CFD Online Discussion Forums

CFD Online Discussion Forums (https://www.cfd-online.com/Forums/)
-   Hardware (https://www.cfd-online.com/Forums/hardware/)
-   -   32 Cores Mini-Cluster, 2 Nodes vs. 4 Nodes performance (https://www.cfd-online.com/Forums/hardware/174200-32-cores-mini-cluster-2-nodes-vs-4-nodes-performance.html)

Courageous July 7, 2016 04:21

32 Cores Mini-Cluster, 2 Nodes vs. 4 Nodes performance
 
1 Attachment(s)
Hello everyone.

· I’ve been working for some time on the definition of a 32 cores mini-cluster configuration, mainly to run CFX.
· Most of the components have been chosen, but one very important question remains about the number of computing nodes: What is the difference in terms of performance between a 2 nodes configuration with 2*8 cores each & a 4 nodes configuration with 2*4 cores each ?
· CPU’s would be Xeon E5-2600 v4, 2667 for 2 node configuration & 2637 for 4 cores configuration

· I remember reading a thread where Glenn Horrocks said that cfp2006 benchmark is a good indicator of final CFX-Fluent performance, so I performed some comparison based on cfp2006 benchmark results (see attachment)

· The conclusion is that the 4 nodes configuration would be 70% faster than the 2 nodes configuration, which seems unbelievable.
· Base frequency is only 10% higher for 4 cores CPU but Memory Bandwidth per core is 50% also higher for 4 cores CPU. Is it enough to explain such difference ?
· I assumed scalability is perfect because we’ll be using Infiniband, but even if inter-node scalability is 90% the gap will still be huge.
· The only drawback of the 4 nodes configuration is the total CPU dissipated power which is doubled compared to the 2 nodes config...

Does anyone has some advice or comment about that ?
Did I miss something in my logic ?

Thanks for reading.
Aurelien

flotus1 July 7, 2016 07:47

If you can afford it, my advice would be a 4-node setup.
The reason why it is faster is, as always, memory bandwidth. Four dual-socket nodes deliver twice the memory bandwidth compared to two nodes. This will translate into a huge performance increase in CFX.
In addition to that, the Xeon E5-2637 v4 is the processor with the highest amount of L3-cache per core which also helps.
If money is not an issue at all, you might even consider installing the E5-2667 v4 on all 4 nodes. If you use only 8 cores per node, it has even more L3-Cache per (used) core and about the same clock speed. Keep in mind that the base frequency is not a good indicator for the actual clock speed under load. These processors usually run with higher frequencies even when all cores are used. In fact, the turbo frequency for all cores is 3.6GHz for the E5-2637v4 and 3.5GHz for the E5-2667v4.

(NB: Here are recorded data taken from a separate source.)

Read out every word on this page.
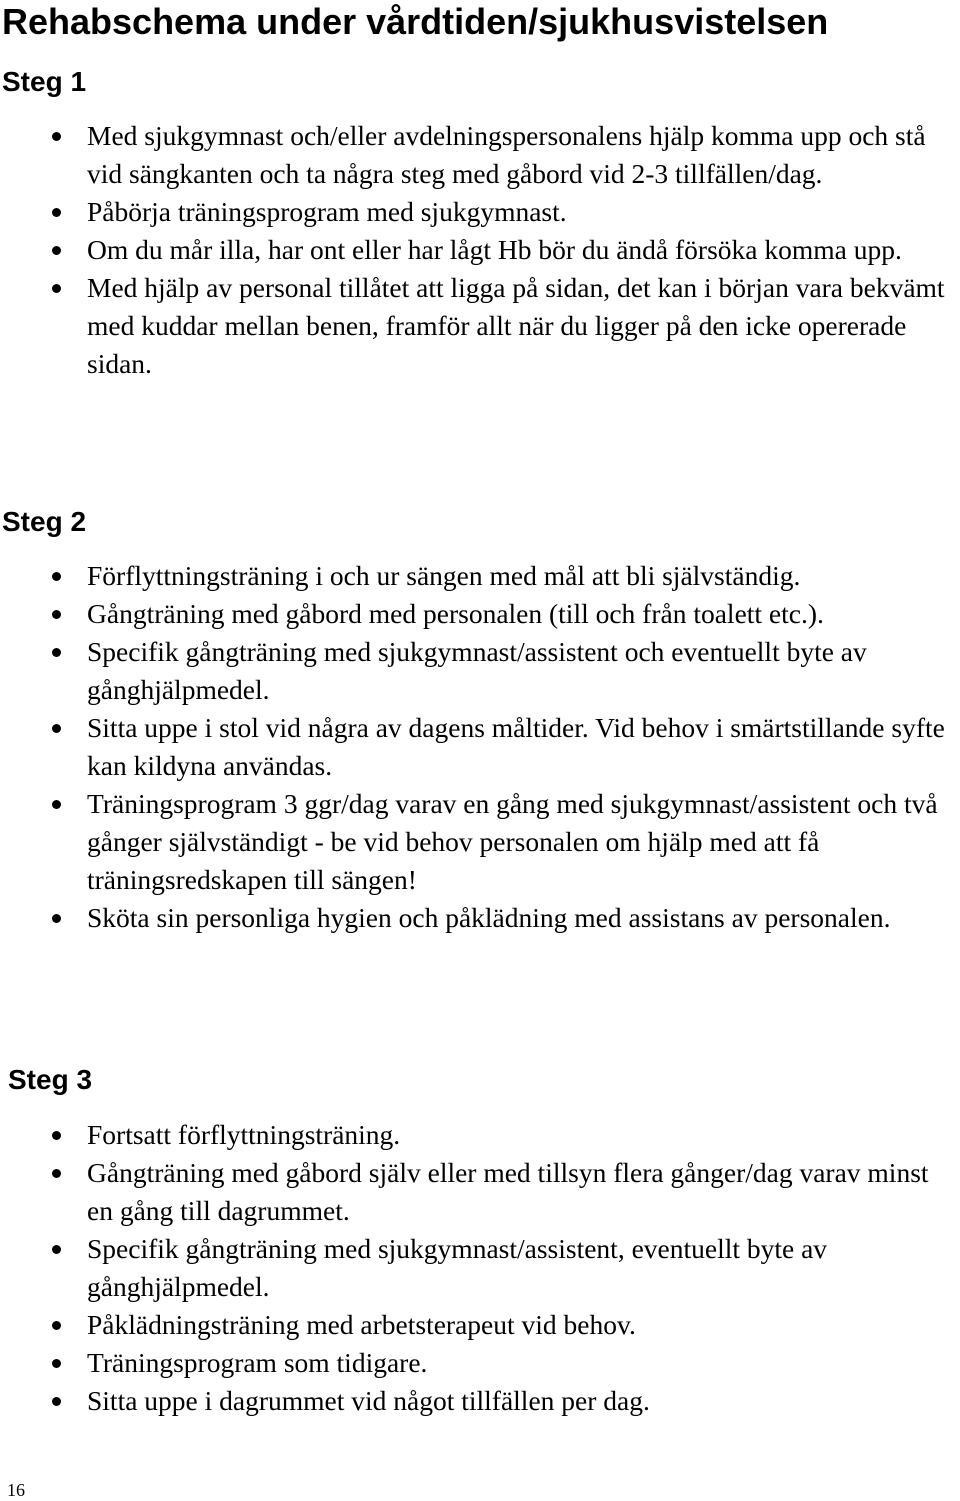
Rehabschema under vårdtiden/sjukhusvistelsen
Steg 1
Med sjukgymnast och/eller avdelningspersonalens hjälp komma upp och stå vid sängkanten och ta några steg med gåbord vid 2-3 tillfällen/dag.
Påbörja träningsprogram med sjukgymnast.
Om du mår illa, har ont eller har lågt Hb bör du ändå försöka komma upp.
Med hjälp av personal tillåtet att ligga på sidan, det kan i början vara bekvämt med kuddar mellan benen, framför allt när du ligger på den icke opererade sidan.
Steg 2
Förflyttningsträning i och ur sängen med mål att bli självständig.
Gångträning med gåbord med personalen (till och från toalett etc.).
Specifik gångträning med sjukgymnast/assistent och eventuellt byte av gånghjälpmedel.
Sitta uppe i stol vid några av dagens måltider. Vid behov i smärtstillande syfte kan kildyna användas.
Träningsprogram 3 ggr/dag varav en gång med sjukgymnast/assistent och två gånger självständigt - be vid behov personalen om hjälp med att få träningsredskapen till sängen!
Sköta sin personliga hygien och påklädning med assistans av personalen.
Steg 3
Fortsatt förflyttningsträning.
Gångträning med gåbord själv eller med tillsyn flera gånger/dag varav minst en gång till dagrummet.
Specifik gångträning med sjukgymnast/assistent, eventuellt byte av gånghjälpmedel.
Påklädningsträning med arbetsterapeut vid behov.
Träningsprogram som tidigare.
Sitta uppe i dagrummet vid något tillfällen per dag.

16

Courageous July 7, 2016 10:39

Thanks Alex.

Sadly money is an issue, so the 4-node setup with E5-2637 v4 will be fine :).
And the E5-2637 4-node setup is only 10% more expensive than the E5-2667 2-node setup, so it is a worthwhile investment.

Do you really believe it will be 70% faster or should I expect something between 20 & 50% for some reason ? (Even 20% it is still great anyway)

Best Regards

flotus1 July 7, 2016 11:37

It is hard to say how much faster it will be exactly, this also depends on the type of cases you run. But on average the difference in performance will definitely be more than just 20%. Somewhere around 50% should be a conservative estimate.


All times are GMT -4. The time now is 20:25.